La rue Edouard Anseele, héritière des Longues Haies /

Il y a soixante-dix ans, la rue des Longues Haies prenait le nom de rue Edouard Anseele, par une décision du conseil municipal, qui souhaitait rendre hommage au grand dirigeant socialiste belge. Mais si le nom de la rue a changé, ses caractéristiques principales subsistent.

Tout d’abord la présence importante de l’industrie, de grandes usines, des filatures de laine principalement : au n°28 la filature des longues haies, Motte Porisse, qui produisait la marque des laines du Chat Botté, dont le souvenir subsiste avec le rond point auquel on a donné ce nom, au carrefour du boulevard de Belfort, de la rue du Coq français et de la rue St Jean. Cette usine sera détruite par un monstrueux incendie qui dura plusieurs jours en 1983. Il y avait aussi au n°38 la Manufacture des deux gendarmes, qui était une marque de linge de maison et de tissu éponge. La rue passe ensuite entre l’usine Motte Bossut et la fabrique de couvertures Lemaire et Dillies ; la première abrite désormais les archives nationales du monde du travail, et l’autre accueille l’IUP Infocom. Puis, à l’autre bout de la longue ligne droite, après la rue Pierre de Roubaix, il y a d’autres entreprises, principalement des bonneteries, dans la partie encore existante de la rue Edouard Anseele.

Entre la rue du Coq français et la rue Pierre de Roubaix se trouve un habitat de maisons serrées, avec de petites façades en front à rue, mais aussi avec de nombreuses courées, composées en moyenne d’une dizaine de maisons. Il y en a encore plus d’une trentaine en 1960. A la même époque, on y trouvait aussi huit épiceries, trois boucheries, deux drogueries, deux marchands de vins et spiritueux, quatre coiffeurs, deux libraires, et douze cafés.

La vitrine de ces commerces est souvent suivie par l’entrée d’une courée, avec ou sans porte, devant un court boyau sombre qui donne dans la cour entourée de deux alignements de maisons. Un point d’eau, une pompe, au fond les toilettes communes et les casiers à charbon. Souvent les cours communiquent entre elles, ce qui forme un labyrinthe inextricable à qui n’est pas du coin. Cet habitat est très ancien, certaines courées étant déjà citées en 1895, comme la cour Boucau au n°167, ou la cité Jénart-Beny au n°353. Malgré l’entretien et le nettoyage régulier, les maisons sont vieilles, et il arrive parfois que l’une ou l’autre s’effondre, comme ce fut le cas de la cour Leman, où six maisons s’effondrèrent, en décembre 1958.

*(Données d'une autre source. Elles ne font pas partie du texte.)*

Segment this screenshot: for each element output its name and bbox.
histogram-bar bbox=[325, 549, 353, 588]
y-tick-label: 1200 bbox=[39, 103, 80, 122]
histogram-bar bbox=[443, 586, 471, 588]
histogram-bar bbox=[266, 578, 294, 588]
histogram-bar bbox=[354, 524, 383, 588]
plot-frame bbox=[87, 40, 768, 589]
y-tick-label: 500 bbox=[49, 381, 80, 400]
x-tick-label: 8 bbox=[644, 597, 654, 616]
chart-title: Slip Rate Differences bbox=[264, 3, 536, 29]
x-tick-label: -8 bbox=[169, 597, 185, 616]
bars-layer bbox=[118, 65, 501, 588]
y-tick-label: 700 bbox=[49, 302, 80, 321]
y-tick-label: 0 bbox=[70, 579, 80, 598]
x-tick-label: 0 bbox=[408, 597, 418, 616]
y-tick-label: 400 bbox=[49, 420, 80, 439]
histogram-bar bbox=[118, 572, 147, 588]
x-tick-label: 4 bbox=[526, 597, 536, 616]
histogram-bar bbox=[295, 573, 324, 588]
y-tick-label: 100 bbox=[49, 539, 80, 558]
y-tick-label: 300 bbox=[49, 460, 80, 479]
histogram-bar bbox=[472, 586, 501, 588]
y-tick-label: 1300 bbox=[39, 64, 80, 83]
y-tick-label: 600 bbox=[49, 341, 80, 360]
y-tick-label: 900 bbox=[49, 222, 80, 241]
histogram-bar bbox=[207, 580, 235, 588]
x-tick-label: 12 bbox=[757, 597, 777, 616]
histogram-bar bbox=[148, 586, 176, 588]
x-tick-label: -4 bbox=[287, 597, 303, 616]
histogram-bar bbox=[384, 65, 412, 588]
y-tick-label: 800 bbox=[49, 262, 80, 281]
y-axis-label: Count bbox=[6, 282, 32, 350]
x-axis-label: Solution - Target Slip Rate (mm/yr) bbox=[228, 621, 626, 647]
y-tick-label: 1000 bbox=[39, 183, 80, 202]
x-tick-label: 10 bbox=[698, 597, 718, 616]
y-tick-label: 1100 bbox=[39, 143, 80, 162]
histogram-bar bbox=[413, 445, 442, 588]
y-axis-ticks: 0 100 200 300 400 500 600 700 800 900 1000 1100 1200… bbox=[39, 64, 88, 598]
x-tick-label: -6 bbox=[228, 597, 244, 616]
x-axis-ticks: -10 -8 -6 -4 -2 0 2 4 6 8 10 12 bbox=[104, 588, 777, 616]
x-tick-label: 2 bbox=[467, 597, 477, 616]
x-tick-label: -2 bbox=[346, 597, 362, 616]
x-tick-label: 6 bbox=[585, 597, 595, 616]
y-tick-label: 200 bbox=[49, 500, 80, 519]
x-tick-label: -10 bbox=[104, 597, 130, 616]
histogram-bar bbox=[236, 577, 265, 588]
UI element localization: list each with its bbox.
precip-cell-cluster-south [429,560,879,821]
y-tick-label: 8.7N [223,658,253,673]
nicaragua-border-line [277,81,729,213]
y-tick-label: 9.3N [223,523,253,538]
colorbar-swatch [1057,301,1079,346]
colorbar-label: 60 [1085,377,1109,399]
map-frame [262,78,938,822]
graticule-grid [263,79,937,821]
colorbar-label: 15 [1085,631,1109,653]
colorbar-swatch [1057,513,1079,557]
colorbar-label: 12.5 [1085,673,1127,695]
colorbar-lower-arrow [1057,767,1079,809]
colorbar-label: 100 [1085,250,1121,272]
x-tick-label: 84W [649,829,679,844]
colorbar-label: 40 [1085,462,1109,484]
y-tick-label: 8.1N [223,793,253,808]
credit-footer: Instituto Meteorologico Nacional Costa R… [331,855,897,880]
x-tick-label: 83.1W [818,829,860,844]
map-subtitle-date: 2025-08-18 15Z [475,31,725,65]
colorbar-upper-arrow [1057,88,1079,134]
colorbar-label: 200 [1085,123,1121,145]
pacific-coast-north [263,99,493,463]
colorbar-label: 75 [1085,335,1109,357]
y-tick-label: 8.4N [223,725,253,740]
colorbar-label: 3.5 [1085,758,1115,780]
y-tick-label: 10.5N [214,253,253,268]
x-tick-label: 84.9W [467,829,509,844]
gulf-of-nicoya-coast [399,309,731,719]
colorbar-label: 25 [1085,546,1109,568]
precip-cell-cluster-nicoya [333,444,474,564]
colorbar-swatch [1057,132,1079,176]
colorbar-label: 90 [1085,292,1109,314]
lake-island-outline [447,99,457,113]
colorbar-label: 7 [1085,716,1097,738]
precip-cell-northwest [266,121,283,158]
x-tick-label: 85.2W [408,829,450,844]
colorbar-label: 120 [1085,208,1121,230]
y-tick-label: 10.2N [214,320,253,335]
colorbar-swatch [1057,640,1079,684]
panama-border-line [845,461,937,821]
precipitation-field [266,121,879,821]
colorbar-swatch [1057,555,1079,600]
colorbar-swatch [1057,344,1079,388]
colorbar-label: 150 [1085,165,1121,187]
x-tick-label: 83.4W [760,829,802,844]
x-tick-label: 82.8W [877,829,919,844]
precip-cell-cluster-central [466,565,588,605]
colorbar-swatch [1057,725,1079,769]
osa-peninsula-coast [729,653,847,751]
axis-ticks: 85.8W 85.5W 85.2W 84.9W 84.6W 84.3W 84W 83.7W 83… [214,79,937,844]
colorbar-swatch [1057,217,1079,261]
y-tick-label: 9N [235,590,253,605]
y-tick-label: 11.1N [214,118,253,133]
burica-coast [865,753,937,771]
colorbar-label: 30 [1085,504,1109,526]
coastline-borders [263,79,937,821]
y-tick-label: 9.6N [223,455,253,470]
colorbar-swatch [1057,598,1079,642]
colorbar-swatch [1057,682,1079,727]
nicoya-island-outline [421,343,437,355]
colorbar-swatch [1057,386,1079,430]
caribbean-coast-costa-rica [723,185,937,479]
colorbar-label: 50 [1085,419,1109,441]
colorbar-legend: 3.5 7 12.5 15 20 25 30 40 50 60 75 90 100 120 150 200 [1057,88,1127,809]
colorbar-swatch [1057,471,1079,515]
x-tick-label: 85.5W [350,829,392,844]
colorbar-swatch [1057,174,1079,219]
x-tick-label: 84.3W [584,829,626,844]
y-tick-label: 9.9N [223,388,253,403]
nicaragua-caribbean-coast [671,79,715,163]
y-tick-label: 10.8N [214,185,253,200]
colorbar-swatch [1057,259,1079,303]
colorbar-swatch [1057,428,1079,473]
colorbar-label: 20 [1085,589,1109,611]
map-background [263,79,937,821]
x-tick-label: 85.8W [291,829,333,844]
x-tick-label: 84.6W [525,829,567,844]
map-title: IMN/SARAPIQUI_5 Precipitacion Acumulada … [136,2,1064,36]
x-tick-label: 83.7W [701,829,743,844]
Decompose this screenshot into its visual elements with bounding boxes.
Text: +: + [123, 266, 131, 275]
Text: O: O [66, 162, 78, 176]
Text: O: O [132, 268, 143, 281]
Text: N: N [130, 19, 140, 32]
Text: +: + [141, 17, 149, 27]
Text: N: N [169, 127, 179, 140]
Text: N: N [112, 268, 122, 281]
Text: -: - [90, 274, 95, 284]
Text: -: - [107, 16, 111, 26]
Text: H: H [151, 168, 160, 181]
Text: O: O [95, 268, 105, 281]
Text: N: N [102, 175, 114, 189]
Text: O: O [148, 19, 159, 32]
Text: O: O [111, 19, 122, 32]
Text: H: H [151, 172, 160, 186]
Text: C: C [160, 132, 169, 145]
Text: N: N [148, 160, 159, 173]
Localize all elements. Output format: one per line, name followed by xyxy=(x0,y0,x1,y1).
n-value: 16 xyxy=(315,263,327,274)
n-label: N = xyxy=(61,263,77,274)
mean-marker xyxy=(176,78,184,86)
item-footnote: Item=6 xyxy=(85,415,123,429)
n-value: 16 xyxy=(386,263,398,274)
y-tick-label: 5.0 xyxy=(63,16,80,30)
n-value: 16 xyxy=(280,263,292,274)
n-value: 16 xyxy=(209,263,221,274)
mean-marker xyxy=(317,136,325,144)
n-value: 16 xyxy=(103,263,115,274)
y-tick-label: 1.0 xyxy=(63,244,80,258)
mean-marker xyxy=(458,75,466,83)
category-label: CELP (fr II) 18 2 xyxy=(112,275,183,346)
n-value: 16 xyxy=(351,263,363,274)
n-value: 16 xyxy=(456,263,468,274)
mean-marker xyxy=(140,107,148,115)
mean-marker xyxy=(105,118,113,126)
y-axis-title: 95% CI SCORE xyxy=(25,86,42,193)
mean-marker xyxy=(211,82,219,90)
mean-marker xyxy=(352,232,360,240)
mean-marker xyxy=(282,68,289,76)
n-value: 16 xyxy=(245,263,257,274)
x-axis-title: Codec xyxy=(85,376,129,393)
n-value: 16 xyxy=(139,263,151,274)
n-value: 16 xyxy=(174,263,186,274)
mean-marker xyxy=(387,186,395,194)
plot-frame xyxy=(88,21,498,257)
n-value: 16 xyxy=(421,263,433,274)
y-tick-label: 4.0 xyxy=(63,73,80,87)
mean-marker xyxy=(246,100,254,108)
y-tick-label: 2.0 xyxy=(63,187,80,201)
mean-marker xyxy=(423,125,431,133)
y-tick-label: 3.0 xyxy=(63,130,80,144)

Dès le début du XXe siècle, dans un souci d’hygiène, de salubrité et de santé publique, ont été créés le dispensaire anti tuberculeux de la Croix rouge qui abritera également l’école d’infirmières, et l’établissement des bains douches fondé par la Caisse d’épargne en 1911. Ces deux établissements étaient encore en fonction avant l’opération de rénovation.

La caisse de Crédit municipal, ex Mont-de-Piété, est installée entre la rue Dupleix et la rue du Coq français ; on disait qu’on allait « Chez Ma Tante » pour y gager un bien quelconque en échange d’un peu d’argent. Près de là, se trouve la sortie de l’hippodrome, grand lieu roubaisien de spectacles : le cirque franco-belge y donne de nombreuses représentations, et c’est aussi une scène de music-hall, d’opérette et d’opéra, rebaptisée Capitole pour les besoins du cinéma. Il sera démoli en 1964.

La rue est aussi le décor d’une braderie en avril, qui associe les marchands d’occasion avec les bradeux d’un jour, sans oublier les animations des commerçants et des cafés, où l’on joue, l’on chante et l’on danse.

A la fin des années 1950, les fusillades entre partisans algériens du MNA (Mouvement National Algérien) et du FLN (Front de Libération Nationale) troublent la paix du quartier, qui devient alors le « douar Anseele ». Que le quartier ait été considéré comme un village (un douar), rien d’étonnant, car on trouvait dans la rue Edouard Anseele et les rues alentour, tous les ingrédients de la vie sociale, de travail et de loisirs.

Ces derniers épisodes, ainsi que l’insalubrité de l’habitat amenèrent la question : faut-il détruire le bloc Anseele ? Lorsque Roubaix eut épuisé ses derniers terrains libres pour construire, commença alors l’opération rénovation des ilots insalubres, dont l’îlot Edouard Anseele fut l’un des premiers chantiers, dans lequel les démolitions commencèrent en 1959.

Le 13 mars 2010, Philippe Waret

Photographie issue d'une collection particulière.